急速な細胞増殖及びバイオマスの増加によって特徴付けられる前相の後に、添加の第1のモードに従って、グルコース含有組成物の添加を調節することで、第1相(例えば、工程)が開始することができる。第1相は、供給溶液が培地にどのように添加されるか、及び細胞が添加の種類に応答してどのように増殖するかによるなど、様々な方法で説明され得る。
添加のモードは、遺伝子操作を受けた酵母の倍加時間に影響を及ぼし得る。第1相における倍加時間は、前相における倍加時間よりも長い(よりゆっくりな増殖)。第1の相中に、培地のバイオマスは増加するが、バイオマスは、前相で見られた増加よりも低い速度で増加し得る。第1相はまた、供給溶液が第1のモードとは異なる第2のモードで培地に添加される第2相と比べて、細胞がどのように増殖するかに関して説明することができる。

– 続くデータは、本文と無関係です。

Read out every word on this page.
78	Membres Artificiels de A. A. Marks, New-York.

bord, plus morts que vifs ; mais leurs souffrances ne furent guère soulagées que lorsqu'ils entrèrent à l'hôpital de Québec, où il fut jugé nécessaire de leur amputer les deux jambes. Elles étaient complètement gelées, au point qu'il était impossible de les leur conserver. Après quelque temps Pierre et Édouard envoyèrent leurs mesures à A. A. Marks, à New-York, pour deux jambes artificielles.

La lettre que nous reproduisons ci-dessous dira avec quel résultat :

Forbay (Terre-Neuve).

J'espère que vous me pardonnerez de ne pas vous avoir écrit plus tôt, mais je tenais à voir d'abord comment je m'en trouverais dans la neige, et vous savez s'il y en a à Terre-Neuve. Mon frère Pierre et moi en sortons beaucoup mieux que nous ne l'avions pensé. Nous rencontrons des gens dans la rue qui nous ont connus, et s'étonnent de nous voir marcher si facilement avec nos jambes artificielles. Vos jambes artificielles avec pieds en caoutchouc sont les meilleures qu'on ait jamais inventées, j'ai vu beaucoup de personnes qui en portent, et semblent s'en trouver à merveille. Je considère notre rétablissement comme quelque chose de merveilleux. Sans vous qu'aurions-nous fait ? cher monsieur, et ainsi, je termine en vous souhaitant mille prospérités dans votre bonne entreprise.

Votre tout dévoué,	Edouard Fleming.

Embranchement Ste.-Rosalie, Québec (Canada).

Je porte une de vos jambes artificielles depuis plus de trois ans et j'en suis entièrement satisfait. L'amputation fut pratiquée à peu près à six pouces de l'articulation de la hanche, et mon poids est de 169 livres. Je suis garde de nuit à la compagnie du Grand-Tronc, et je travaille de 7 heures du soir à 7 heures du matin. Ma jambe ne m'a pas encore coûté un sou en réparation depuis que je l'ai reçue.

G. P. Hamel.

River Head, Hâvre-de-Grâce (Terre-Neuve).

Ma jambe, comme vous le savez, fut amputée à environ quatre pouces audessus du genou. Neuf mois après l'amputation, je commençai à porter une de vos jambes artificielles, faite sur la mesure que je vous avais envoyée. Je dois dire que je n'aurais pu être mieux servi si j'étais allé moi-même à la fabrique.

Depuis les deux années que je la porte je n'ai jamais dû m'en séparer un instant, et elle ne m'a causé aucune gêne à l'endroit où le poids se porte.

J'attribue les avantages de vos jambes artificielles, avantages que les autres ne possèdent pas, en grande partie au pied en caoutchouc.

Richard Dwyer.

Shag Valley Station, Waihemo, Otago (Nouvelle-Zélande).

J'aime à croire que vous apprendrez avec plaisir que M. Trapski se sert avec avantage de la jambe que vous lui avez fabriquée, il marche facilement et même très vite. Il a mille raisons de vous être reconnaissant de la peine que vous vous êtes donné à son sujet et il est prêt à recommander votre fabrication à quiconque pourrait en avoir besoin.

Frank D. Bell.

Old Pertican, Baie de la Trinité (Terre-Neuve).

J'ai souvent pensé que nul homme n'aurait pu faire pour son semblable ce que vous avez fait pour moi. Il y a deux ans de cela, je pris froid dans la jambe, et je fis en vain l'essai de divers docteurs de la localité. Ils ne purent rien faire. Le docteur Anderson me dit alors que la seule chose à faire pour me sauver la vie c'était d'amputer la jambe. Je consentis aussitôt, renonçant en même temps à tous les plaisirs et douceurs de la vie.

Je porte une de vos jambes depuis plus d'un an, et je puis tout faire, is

例えば、第1相では、酵母は、第2の相における増殖を超える第1の範囲内にある1つ以上の増殖速度(複数可)(希釈速度(複数可))を得るような条件下で、培地中で増殖され得る。例えば、播種/増殖期においては、増殖速度は、約0.06 1/時以上、例えば、約0.06 1/時〜約0.17 1/時、または約0.09 1/時〜約0.15 1/時の範囲とすることができる。
任意に、第1相は、培地中のグルコース濃度に関して説明することができる。例えば、実際のいくつかのモードにおいて、第1相は、培地中に3g/L未満のグルコースが存在する時点で開始される。例えば、前相中の培地中のグルコースの量を監視することができ、濃度が3g/Lより下に下降したときに、第1相の供給が開始され得る。
第1相における所望の増殖速度は、グルコースを含む組成物を、第1のモードに従って培地に添加することによって達成され得る。「供給のモード」とは、グルコースを含む供給組成物が遺伝子操作を受けた酵母を有する培地に添加される方法を指す。供給のモードは、供給の一定速度、供給の不定速度、供給組成物の連続添加、供給組成物の一括添加などを含む。供給のいくつかのモードでは、供給組成物は、第1相中に供給の不定速度で培地に添加される。例えば、供給の不定速度は、供給の可変速度とすることができる。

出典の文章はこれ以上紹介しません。